JAKARTA,Kepala Bareskrim Polri Komisaris Jenderal Ito Sumardi mengatakan, pihaknya masih menyelidiki kasus dugaan korupsi di dua Kementerian
yakni Kementerian Pendidikan Nasional dan Kementerian Kesehatan. Ito mengatakan, kedua kasus itu mulai ditangani sejak tahun 2010 berdasarkan
temuan penyidik maupun laporan masyarakat.
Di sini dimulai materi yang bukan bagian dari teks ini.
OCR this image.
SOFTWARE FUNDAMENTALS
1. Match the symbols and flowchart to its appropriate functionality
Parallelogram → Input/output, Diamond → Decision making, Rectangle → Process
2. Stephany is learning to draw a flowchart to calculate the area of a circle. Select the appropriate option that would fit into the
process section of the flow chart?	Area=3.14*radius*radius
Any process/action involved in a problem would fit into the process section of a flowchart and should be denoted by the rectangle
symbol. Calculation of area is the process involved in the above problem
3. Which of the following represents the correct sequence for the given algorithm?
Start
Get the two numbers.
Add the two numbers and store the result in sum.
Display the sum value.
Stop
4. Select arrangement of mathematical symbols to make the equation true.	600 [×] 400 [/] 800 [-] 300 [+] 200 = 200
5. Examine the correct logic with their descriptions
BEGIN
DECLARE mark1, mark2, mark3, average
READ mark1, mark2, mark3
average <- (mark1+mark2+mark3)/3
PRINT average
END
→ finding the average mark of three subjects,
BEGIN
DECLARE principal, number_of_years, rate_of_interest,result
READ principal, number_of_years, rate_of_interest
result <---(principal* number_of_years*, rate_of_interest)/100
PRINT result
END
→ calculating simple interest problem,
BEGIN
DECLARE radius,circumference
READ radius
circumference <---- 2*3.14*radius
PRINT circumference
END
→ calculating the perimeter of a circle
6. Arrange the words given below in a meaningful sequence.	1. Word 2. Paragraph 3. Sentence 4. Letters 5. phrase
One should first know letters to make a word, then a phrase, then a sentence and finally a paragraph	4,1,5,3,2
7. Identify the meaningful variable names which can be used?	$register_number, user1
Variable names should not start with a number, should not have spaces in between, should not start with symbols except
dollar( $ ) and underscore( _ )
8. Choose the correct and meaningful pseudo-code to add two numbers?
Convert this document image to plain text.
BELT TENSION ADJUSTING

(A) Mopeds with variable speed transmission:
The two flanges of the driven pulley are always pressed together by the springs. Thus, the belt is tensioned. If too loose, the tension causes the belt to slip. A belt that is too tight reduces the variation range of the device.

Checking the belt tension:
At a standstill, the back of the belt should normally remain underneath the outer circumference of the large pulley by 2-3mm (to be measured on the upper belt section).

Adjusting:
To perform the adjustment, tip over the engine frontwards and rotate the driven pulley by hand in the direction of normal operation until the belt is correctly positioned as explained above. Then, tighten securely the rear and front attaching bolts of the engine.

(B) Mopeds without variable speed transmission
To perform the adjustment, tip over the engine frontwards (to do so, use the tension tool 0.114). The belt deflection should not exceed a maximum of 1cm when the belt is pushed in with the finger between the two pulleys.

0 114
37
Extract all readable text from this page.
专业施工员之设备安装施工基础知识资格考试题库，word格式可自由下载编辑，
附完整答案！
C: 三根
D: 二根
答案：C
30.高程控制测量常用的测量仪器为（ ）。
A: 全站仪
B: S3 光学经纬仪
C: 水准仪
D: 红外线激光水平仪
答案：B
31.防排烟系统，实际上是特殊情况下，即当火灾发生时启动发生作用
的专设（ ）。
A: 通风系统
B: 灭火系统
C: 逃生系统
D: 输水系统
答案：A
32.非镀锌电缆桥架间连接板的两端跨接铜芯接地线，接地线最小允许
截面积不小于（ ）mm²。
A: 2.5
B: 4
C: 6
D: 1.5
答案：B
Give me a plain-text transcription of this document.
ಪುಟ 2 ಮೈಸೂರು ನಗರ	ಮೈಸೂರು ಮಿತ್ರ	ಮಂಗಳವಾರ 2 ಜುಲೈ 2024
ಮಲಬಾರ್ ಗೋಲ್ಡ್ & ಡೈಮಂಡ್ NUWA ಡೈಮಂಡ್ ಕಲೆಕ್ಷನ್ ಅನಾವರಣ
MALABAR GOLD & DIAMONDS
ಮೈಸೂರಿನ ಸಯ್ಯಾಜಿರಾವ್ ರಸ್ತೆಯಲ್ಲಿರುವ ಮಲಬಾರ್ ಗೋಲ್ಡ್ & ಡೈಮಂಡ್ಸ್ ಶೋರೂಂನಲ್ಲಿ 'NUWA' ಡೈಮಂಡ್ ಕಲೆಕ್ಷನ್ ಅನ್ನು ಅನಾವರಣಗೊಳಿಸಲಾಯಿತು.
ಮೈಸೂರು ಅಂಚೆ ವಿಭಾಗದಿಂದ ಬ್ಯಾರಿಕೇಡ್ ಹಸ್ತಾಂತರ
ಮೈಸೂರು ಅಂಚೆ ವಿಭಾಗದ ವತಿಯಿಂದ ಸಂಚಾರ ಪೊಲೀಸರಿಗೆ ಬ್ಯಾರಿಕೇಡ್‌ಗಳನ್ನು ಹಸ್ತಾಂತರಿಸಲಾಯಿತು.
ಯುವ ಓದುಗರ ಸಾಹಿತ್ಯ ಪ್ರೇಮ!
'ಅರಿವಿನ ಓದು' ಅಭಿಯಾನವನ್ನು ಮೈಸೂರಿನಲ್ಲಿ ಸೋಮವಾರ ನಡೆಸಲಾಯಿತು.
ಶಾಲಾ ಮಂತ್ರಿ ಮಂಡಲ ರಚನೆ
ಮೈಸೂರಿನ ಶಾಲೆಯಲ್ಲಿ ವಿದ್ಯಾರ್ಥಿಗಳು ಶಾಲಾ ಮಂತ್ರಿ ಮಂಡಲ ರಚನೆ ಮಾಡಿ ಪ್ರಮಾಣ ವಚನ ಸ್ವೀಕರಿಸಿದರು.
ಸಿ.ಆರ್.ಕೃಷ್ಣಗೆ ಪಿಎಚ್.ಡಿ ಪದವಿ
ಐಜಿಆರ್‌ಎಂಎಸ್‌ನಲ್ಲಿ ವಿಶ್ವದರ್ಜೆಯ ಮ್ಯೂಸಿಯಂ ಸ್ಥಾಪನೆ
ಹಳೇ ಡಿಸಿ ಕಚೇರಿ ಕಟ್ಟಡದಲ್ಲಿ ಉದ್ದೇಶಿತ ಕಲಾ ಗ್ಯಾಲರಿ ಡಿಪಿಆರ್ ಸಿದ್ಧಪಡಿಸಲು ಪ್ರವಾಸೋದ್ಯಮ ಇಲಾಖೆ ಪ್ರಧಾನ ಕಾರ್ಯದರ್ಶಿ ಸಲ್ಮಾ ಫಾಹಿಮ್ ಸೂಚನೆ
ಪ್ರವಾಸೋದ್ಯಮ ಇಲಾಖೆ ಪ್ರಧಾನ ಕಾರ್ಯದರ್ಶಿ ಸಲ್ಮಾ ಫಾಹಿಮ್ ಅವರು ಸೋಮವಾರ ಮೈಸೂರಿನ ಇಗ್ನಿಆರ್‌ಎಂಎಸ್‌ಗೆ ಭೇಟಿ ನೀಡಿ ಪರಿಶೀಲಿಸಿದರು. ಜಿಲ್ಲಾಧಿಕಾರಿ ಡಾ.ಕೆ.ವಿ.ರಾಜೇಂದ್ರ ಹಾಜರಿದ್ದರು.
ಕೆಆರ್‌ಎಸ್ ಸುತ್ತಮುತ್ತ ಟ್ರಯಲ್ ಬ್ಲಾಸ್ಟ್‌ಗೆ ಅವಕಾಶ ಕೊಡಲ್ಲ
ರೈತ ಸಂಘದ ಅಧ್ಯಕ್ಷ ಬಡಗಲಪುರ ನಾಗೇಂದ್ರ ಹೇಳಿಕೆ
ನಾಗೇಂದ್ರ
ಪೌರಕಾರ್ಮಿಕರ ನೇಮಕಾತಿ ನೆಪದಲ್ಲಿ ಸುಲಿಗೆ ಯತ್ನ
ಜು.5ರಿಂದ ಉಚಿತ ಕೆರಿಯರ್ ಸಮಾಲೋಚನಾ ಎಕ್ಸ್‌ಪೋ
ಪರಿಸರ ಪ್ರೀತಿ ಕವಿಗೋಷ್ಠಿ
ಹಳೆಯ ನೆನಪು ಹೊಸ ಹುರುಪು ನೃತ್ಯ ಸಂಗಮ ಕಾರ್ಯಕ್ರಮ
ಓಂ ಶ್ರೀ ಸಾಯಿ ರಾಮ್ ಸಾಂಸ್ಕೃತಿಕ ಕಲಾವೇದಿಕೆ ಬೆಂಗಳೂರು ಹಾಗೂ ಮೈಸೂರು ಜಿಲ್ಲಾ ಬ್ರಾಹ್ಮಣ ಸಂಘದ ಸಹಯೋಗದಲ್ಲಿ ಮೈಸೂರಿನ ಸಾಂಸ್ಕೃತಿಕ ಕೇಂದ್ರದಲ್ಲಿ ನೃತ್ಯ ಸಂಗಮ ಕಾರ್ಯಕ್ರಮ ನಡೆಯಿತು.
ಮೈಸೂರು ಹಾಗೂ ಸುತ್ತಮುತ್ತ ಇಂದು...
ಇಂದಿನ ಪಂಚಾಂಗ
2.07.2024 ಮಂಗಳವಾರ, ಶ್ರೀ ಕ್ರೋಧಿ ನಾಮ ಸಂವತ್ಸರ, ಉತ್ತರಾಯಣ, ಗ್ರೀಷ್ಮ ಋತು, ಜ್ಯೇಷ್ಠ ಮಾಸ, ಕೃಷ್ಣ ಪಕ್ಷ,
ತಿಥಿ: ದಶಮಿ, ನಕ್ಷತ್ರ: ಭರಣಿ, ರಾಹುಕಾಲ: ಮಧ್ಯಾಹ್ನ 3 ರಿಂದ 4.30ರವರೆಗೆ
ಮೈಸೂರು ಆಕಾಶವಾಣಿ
Penyelidikan kasus itu, kata Ito,
sempat terhenti lantaran seluruh penyidik Direktorat III Tipikor Bareskrim fokus ke penanganan mafia pajak Gayus Halomoan Tambunan. "Waktu itu konsentrasi sampai lima bulanan. Setelah selesai kita lanjutkan proses penyelidikan," kata
Ito di Mabes Polri, Senin (4/7/2011). Ito mengatakan, pihaknya sudah menetapkan tersangka terkait dugaan korupsi di Kemenkes. Tanpa
menyebut identitas, Ito menyebut tersangka berasal dari rekanan Kemenkes. Adapun mengenai
penyelidikan kasus di Kemendiknas, Ito mengaku belum mengetahui perkembangannya. Ia menambahkan, pihak penyidik sempat menemui KPK saat KPK juga menangani kasus itu. Hasil
koordinasi dengan KPK, kata dia, KPK mempersilahkan Bareskrim Polri meneruskan penyelidikan. Pernyataan itu disampaikan Ito menanggapi pemberitaan yang menyebutkan dirinya menerima suap
dari Nazaruddin Zulkarnaen, mantan Bendahara Umum Partai Demokrat yang kini ditetapkan
tersangka oleh Komisi Pemberantasan Korupsi. Seperti diketahui, Majalah Tempo menuliskan temuan penyidik KPK saat menggeledah kantor
Nazaruddin di Tower Permai, Mampang Prapatan, Jakarta Selatan. Penggeledahan dilakukan sehari
setelah KPK menangkap Mindo Rosalina Manulang, anak buah Nazaruddin. Temuan itu memuat pengeluaran dalam rupiah dan dollar AS serta nama-nama penerimanya.
Sejumlah nama tercatat dalam dalam daftar seperti Ito yang disebut menerima 50.000 dollar AS. Ada
pula bukti kuitansi untuk dua kali pengeluaran yang ditulis untuk Bareskrim masing-masing senilai
75.000 dollar AS dan 25.000 dollar AS. Ito membantah dirinya disebut menerima suap. Pria yang akan pensiun dalam waktu dekat itu juga
membantah jika mandeknya penyelidikan dua kasus itu lantaran adanya suap dari Nazaruddin. "Kasus ini masih ditangani secara serius. Kemudian tiba-tiba ada berita saya disuap Nazaruddin untuk
ambil alih kasus itu. Kan sangat ganjil. Tidak mungkin polisi ambil alih kasus yang sudah ditangani
KPK," bantah Ito. "Kasus ini menjadi unggulan bagi Polri untuk mencapai target penanganan kasus-kasus korupsi.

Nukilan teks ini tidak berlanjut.